CRA recently released a letter which discusses whether a gift of a share of the capital stock of a corporation to a public foundation to which subsection 118.1(5) applies after 2015, would qualify as an 'excepted gift' as defined in subsection 118.1(19) of the Income Tax Act. 

CRA determined that in this situation the estate would be deemed not to deal at arm's length with the public foundation and consequently gifting a non-qualifying security (such as a share) would not qualify as an excepted gift.

CRA had the following comments:

Under the new tax legislation dealing with testamentary gifts, paragraph 118.1(5)(a) of the Income Tax Act (the “Act”) provides that for deaths occurring after 2015, where an individual by the individual’s will makes a gift, the gift is deemed to be made by the estate and not by any other taxpayer. Thus, in applying the rules in respect of gifting under the Act, the taxpayer that will be considered to have made the gift will be the deceased’s estate. 

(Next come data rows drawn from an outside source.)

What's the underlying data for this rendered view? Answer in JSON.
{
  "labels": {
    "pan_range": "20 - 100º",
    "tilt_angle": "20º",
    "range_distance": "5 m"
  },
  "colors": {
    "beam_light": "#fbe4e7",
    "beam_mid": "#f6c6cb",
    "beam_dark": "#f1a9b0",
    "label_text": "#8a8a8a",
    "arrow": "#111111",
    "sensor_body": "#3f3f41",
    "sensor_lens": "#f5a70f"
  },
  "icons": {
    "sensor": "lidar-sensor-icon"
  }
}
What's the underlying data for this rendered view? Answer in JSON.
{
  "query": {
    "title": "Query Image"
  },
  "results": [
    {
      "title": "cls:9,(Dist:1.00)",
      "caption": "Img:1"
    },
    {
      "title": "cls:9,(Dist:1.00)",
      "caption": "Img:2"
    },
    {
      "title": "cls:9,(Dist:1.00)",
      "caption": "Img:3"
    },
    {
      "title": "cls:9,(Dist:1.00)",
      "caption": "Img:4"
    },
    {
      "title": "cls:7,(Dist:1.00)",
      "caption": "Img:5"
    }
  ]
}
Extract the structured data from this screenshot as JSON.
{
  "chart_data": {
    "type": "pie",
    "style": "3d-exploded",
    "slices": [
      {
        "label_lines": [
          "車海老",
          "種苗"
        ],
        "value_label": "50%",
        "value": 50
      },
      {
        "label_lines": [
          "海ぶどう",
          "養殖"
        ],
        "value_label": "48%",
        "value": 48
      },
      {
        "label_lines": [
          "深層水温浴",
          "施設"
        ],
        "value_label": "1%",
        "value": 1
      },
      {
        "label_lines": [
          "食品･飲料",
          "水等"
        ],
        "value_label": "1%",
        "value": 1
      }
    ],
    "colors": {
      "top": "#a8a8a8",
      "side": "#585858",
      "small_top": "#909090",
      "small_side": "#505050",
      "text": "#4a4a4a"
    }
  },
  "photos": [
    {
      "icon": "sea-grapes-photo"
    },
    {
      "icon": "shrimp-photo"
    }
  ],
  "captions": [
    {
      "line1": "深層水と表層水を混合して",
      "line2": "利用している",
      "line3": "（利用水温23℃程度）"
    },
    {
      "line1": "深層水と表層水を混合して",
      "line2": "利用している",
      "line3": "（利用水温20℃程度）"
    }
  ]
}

For the purposes of the Act, after 2015, an estate would typically be a personal trust (by virtue of the definition of a “personal trust” in subsection 248(1) of the Act). Under paragraph 251(1)(b), a personal trust is generally deemed not to deal at arm’s length with any person that is beneficially interested in the trust. Hence, in the given situation, assuming the Public Foundation is a beneficiary of the estate, it will be considered to be beneficially interested in the estate pursuant to subsection 248(25) of the Act. Accordingly, the estate will be deemed not to deal at arm’s length with the Public Foundation. Consequently, where the gift is a non-qualifying security (“NQS”), as defined in subsection 118.1(18), and specifically, where the NQS is a share, we agree with your conclusion that the gift will not qualify as an “excepted gift” under subsection 118.1(19) of the Act.